A Bochechuda argumentou que o erro era de outra equipe, era da Transbrasil de Manaus, explicando que “todo ano é o mesmo problema, esse pessoal de Manaus vive aprontando”.
- Mas a Empresa não é uma só: Transbrasil? Ou existe a Transmanaus, Transceará e a Transrio, cada uma independente da outra?
- Infelizmente nada posso fazer. Com licença que preciso atender outros clientes.
Depois de uma ameaça de escândalo, ela deu o telefone, mas se recusou em fornecer o endereço da “única pessoa que pode resolver o seu problema: o seu João”.
Parece que o seu João é um fantasma ou um código da Transbrasil para mandar o passageiro para o desvio, porque não foi possível localizá-lo.
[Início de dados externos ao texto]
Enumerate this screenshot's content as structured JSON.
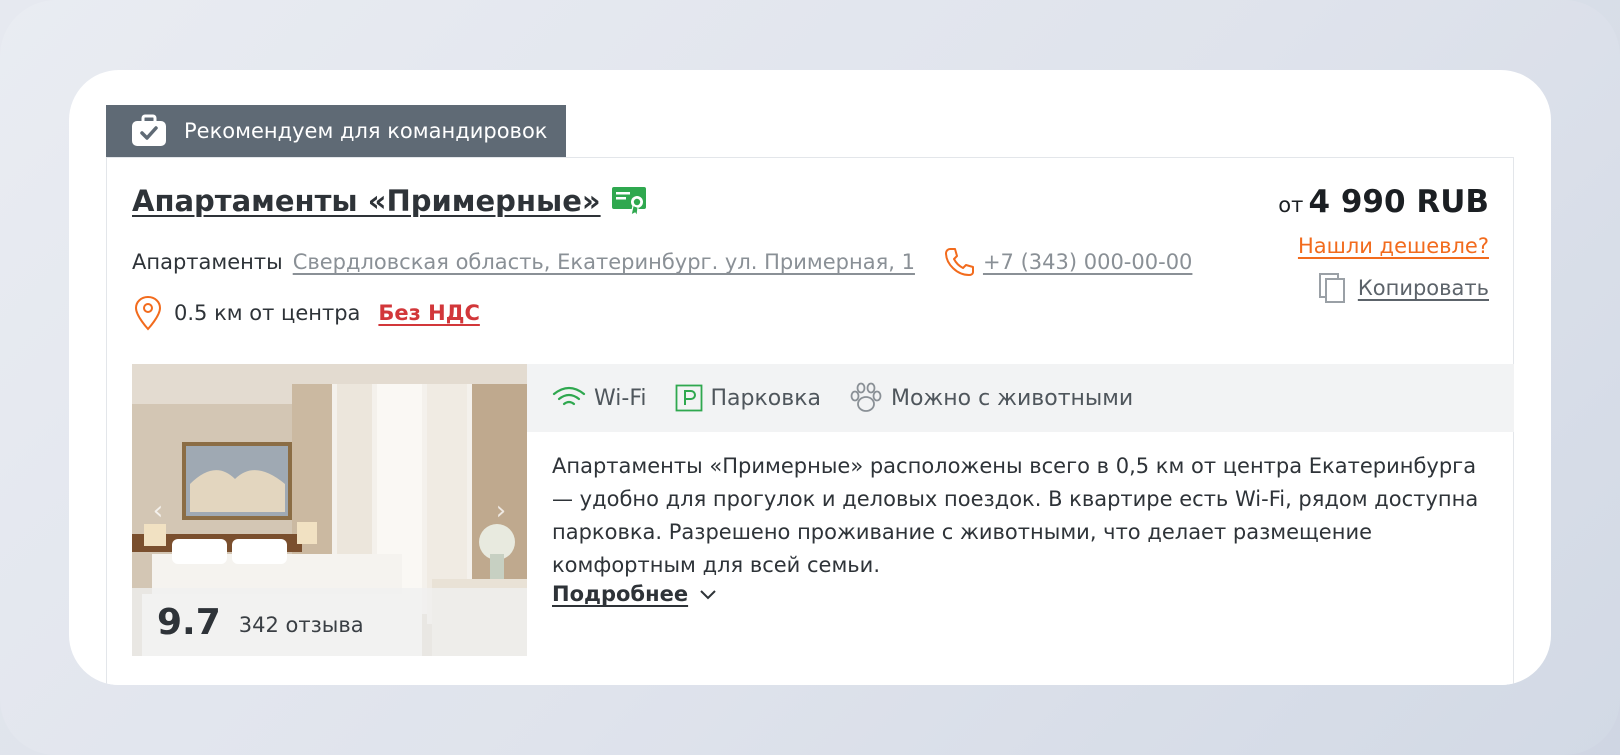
{
  "badge": {
    "label": "Рекомендуем для командировок",
    "icon": "briefcase-check-icon"
  },
  "hotel": {
    "title": "Апартаменты «Примерные»",
    "type": "Апартаменты",
    "address": "Свердловская область, Екатеринбург. ул. Примерная, 1",
    "phone": "+7 (343) 000-00-00",
    "distance": "0.5 км от центра",
    "vat": "Без НДС"
  },
  "price": {
    "prefix": "от",
    "amount": "4 990 RUB"
  },
  "actions": {
    "cheaper": "Нашли дешевле?",
    "copy": "Копировать"
  },
  "rating": {
    "score": "9.7",
    "reviews": "342 отзыва"
  },
  "amenities": [
    {
      "label": "Wi-Fi",
      "icon": "wifi-icon"
    },
    {
      "label": "Парковка",
      "icon": "parking-icon"
    },
    {
      "label": "Можно с животными",
      "icon": "paw-icon"
    }
  ],
  "description": "Апартаменты «Примерные» расположены всего в 0,5 км от центра Екатеринбурга — удобно для прогулок и деловых поездок. В квартире есть Wi-Fi, рядом доступна парковка. Разрешено проживание с животными, что делает размещение комфортным для всей семьи.",
  "more": "Подробнее",
  "colors": {
    "accent_orange": "#f26b1d",
    "vat_red": "#d2373a",
    "badge_bg": "#5f6a75",
    "icon_green": "#2fa84f"
  }
}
Ele está no outro telefone, chame mais tarde, aguarde que o seu João vai entrar em contato com você e lero-lero e rebola-bola você diz que tá-e-não-tá.
O telefone 0800-151.151 da Transbrasil em São Paulo (Reserva) responde sempre com uma gravação: “todas as nossas linhas estão ocupadas, queira aguardar”, seguida de uma musiquinha irritante, com uma letra surrealista, jurando que a empresa é o máximo. Depois de inúmeras tentativas, finalmente um funcionário ouve a queixa e responde:
- Infelizmente o voo do dia primeiro de fevereiro para Manaus está fechado. Nada posso fazer.
Desta forma, os direitos do consumidor e do cidadão são pisoteados pela Transbrasil. Aos passageiros enganados – coitados! – que viveram o pesadelo fica a possibilidade de procurar os seus direitos na Justiça, em processo lento, demorado e caro. Ou então procurar os jornais e abrir o berreiro: Cuidado com a Transbrasil.
Quando me foi relatado o fato, pensei: “A Transbrasil vai falir”.